Beloved and I ate at Trinoma’s Mei Hua last night. We don’t usually eat Chinese. So far, the only Chinese places we’ve eaten at are Chowking, Chinese stalls at food courts, and street siomai/noodles if they count. It’s not that we don’t like Chinese food, it’s just that we don’t usually crave for it, and if we do, we just end up at Chowking. Last night was also weird in that I was craving for french fries and we ended up here. The place is conveniently located near the Mindanao carpark entrance, so we pass this by often, especially since we frequent Sizzling Pepper Steak just across of it.
Anyway, Mei Hua specializes in noodles, apparently hand-pulled. We didn’t get the opportunity to watch the chef pull the noodles themselves, but we did come in pretty late. Since they specialize in noodles, we decided to order one for each of us. Their soups come in meal and snack sizes, and the meal sizes were only a quarter more expensive than the smaller counterpart. Beloved ordered the Seafood Noodle Soup (180 Php) and I ordered their Ansio Beef Noodle Soup (170 Php), both meal-sized. Aside from noodles, they also serve the usual dimsum and rice meals often found in Chinese restos. I was a bit saddened that they didn’t serve my favorite dimsum, which is hakao (shrimp dumpling), but we settled for an order of Jellyfish (145 Php) and Siomai (85 Php).

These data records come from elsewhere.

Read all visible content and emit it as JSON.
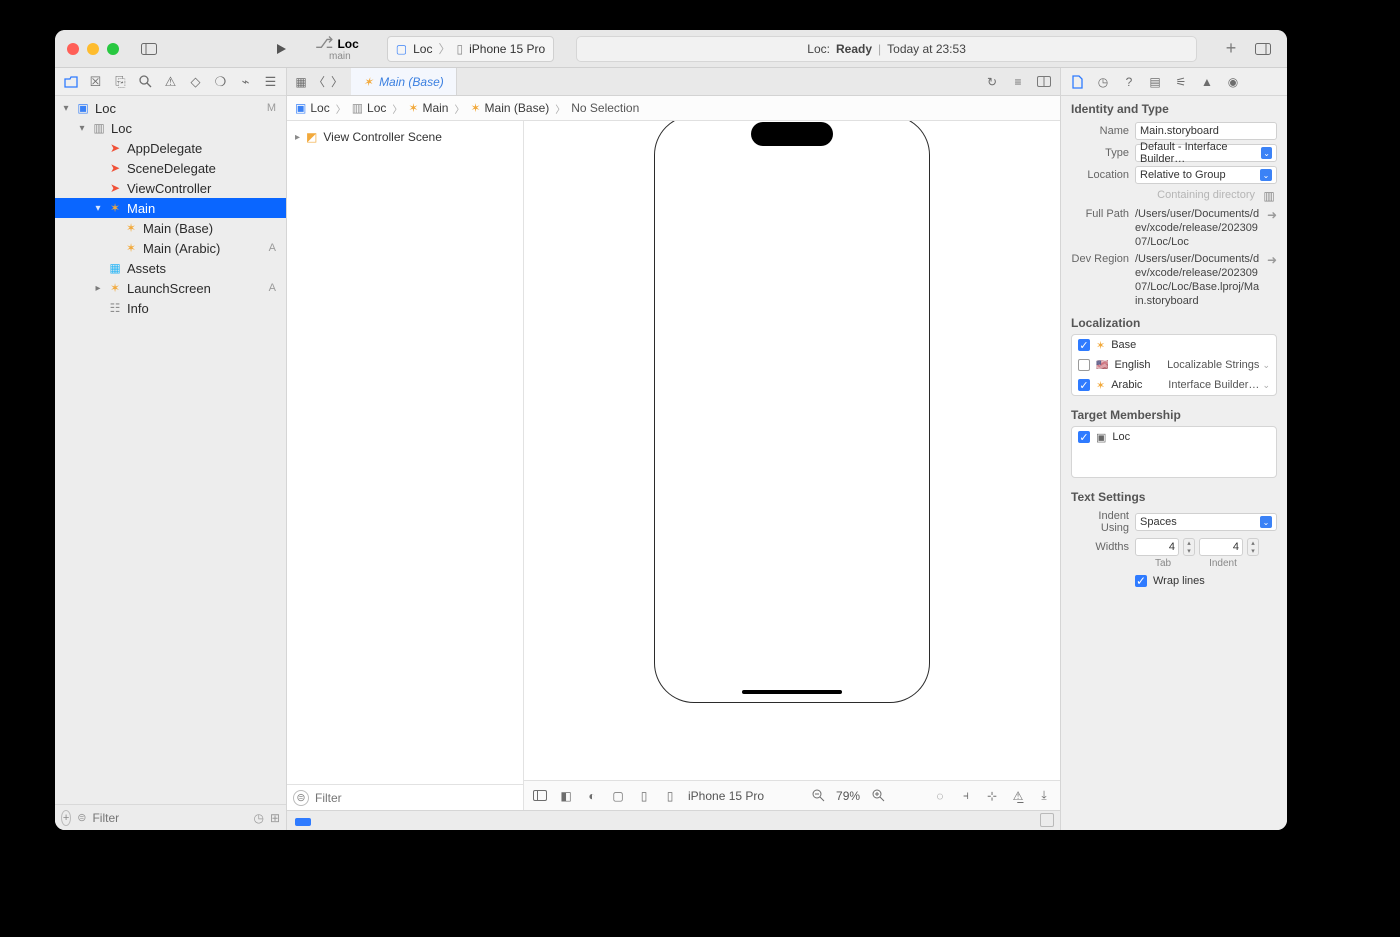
{
  "titlebar": {
    "scheme_project": "Loc",
    "scheme_branch": "main",
    "scheme_app": "Loc",
    "scheme_device": "iPhone 15 Pro",
    "status_prefix": "Loc:",
    "status_state": "Ready",
    "status_time": "Today at 23:53"
  },
  "navigator": {
    "items": [
      {
        "indent": 0,
        "disc": "▾",
        "icon": "app",
        "label": "Loc",
        "badge": "M"
      },
      {
        "indent": 1,
        "disc": "▾",
        "icon": "folder",
        "label": "Loc",
        "badge": ""
      },
      {
        "indent": 2,
        "disc": "",
        "icon": "swift",
        "label": "AppDelegate",
        "badge": ""
      },
      {
        "indent": 2,
        "disc": "",
        "icon": "swift",
        "label": "SceneDelegate",
        "badge": ""
      },
      {
        "indent": 2,
        "disc": "",
        "icon": "swift",
        "label": "ViewController",
        "badge": ""
      },
      {
        "indent": 2,
        "disc": "▾",
        "icon": "sb",
        "label": "Main",
        "badge": "",
        "selected": true
      },
      {
        "indent": 3,
        "disc": "",
        "icon": "sb",
        "label": "Main (Base)",
        "badge": ""
      },
      {
        "indent": 3,
        "disc": "",
        "icon": "sb",
        "label": "Main (Arabic)",
        "badge": "A"
      },
      {
        "indent": 2,
        "disc": "",
        "icon": "assets",
        "label": "Assets",
        "badge": ""
      },
      {
        "indent": 2,
        "disc": "▸",
        "icon": "sb",
        "label": "LaunchScreen",
        "badge": "A"
      },
      {
        "indent": 2,
        "disc": "",
        "icon": "plist",
        "label": "Info",
        "badge": ""
      }
    ],
    "filter_placeholder": "Filter"
  },
  "tabbar": {
    "tab_label": "Main (Base)"
  },
  "jumpbar": {
    "segments": [
      "Loc",
      "Loc",
      "Main",
      "Main (Base)",
      "No Selection"
    ]
  },
  "outline": {
    "row_label": "View Controller Scene",
    "filter_placeholder": "Filter"
  },
  "canvas_bottom": {
    "device": "iPhone 15 Pro",
    "zoom": "79%"
  },
  "inspector": {
    "identity_title": "Identity and Type",
    "name_label": "Name",
    "name_value": "Main.storyboard",
    "type_label": "Type",
    "type_value": "Default - Interface Builder…",
    "location_label": "Location",
    "location_value": "Relative to Group",
    "containing_label": "Containing directory",
    "fullpath_label": "Full Path",
    "fullpath_value": "/Users/user/Documents/dev/xcode/release/20230907/Loc/Loc",
    "devregion_label": "Dev Region",
    "devregion_value": "/Users/user/Documents/dev/xcode/release/20230907/Loc/Loc/Base.lproj/Main.storyboard",
    "loc_title": "Localization",
    "loc_items": [
      {
        "checked": true,
        "icon": "sb",
        "label": "Base",
        "right": ""
      },
      {
        "checked": false,
        "icon": "flag",
        "label": "English",
        "right": "Localizable Strings"
      },
      {
        "checked": true,
        "icon": "sb",
        "label": "Arabic",
        "right": "Interface Builder…"
      }
    ],
    "tm_title": "Target Membership",
    "tm_item": "Loc",
    "text_title": "Text Settings",
    "indent_label": "Indent Using",
    "indent_value": "Spaces",
    "widths_label": "Widths",
    "widths_tab": "4",
    "widths_indent": "4",
    "sub_tab": "Tab",
    "sub_indent": "Indent",
    "wrap_label": "Wrap lines"
  }
}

We also ordered a couple of bottomless iced tea for our drinks (70 Php), even though they already served hot tea on the house like most Chinese restaurants/tea houses do.
After our drinks, the Jellyfish arrived first, and it was covered in sesame seeds and sliced bell pepper. The pepper didn’t really do anything, but the sesame added quite a bit of sweetness to the crunchy strings. I missed this delightful texture, but it’s really nothing much different from what I’ve had before.
Our soups came next. Upon seeing the size of the bowl, we sort of regretted ordering bottomless drinks. It was a HUGE bowl, perhaps the largest soup I’ve had here in the Metro, may it be Japanese or Chinese. For mine, I had and still have no idea what “Ansio” means, but it was very good. It’s extremely tender, very soft, and even the tendons sort of melted in my mouth. The broth wasn’t bad too—it’s not too salty like most beef broths tend to be.
I didn’t get to taste the solid stuff inside beloved’s bowl, but her soup was quite good as well. I’ll just take her word that the bowl is delicious. Either way, both of us didn’t manage to finish our noodles, and still had plenty of broth left, partly because we ordered bottomless drinks and had a couple of cups of their hot tea beforehand.
Even though we were already quite filled up, they didn’t forget our order of Siomai. Although there were only four pieces, each felt like three or four pieces of the street siomai we’re used to. The volume of meat was so compacted that I easily got tired of it even just after one piece. Not that it tasted bad in anyway—I liked the fact that there were bits of shrimp inside the porky package.
Our bill amounted to a bit over seven hundred pesos. But it really shouldn’t be like that to enjoy this restaurant. You probably won’t frequent this place for their dimsum, which I find a bit overpriced. Their soup, both in taste and quantity of their serving, is why you’ll go here and go back here. The price, a bit under two hundred, is worth it if you’re hungry. You don’t even need to order drinks, as they serve hot tea on the house. While I found this quite similar to any tea house or Chinese resto I’ve been, there’s still the fact that it’s quite accessible to us being in a mall we frequent. It’s a rare occasion we crave for Chinese noodles, though, and if I do crave for Chinese, it’s usually the dimsum. That said, I’ll still recommend this for noodle soup lovers who likes their bowl bigger than the pitiful Chowking-sized bowl.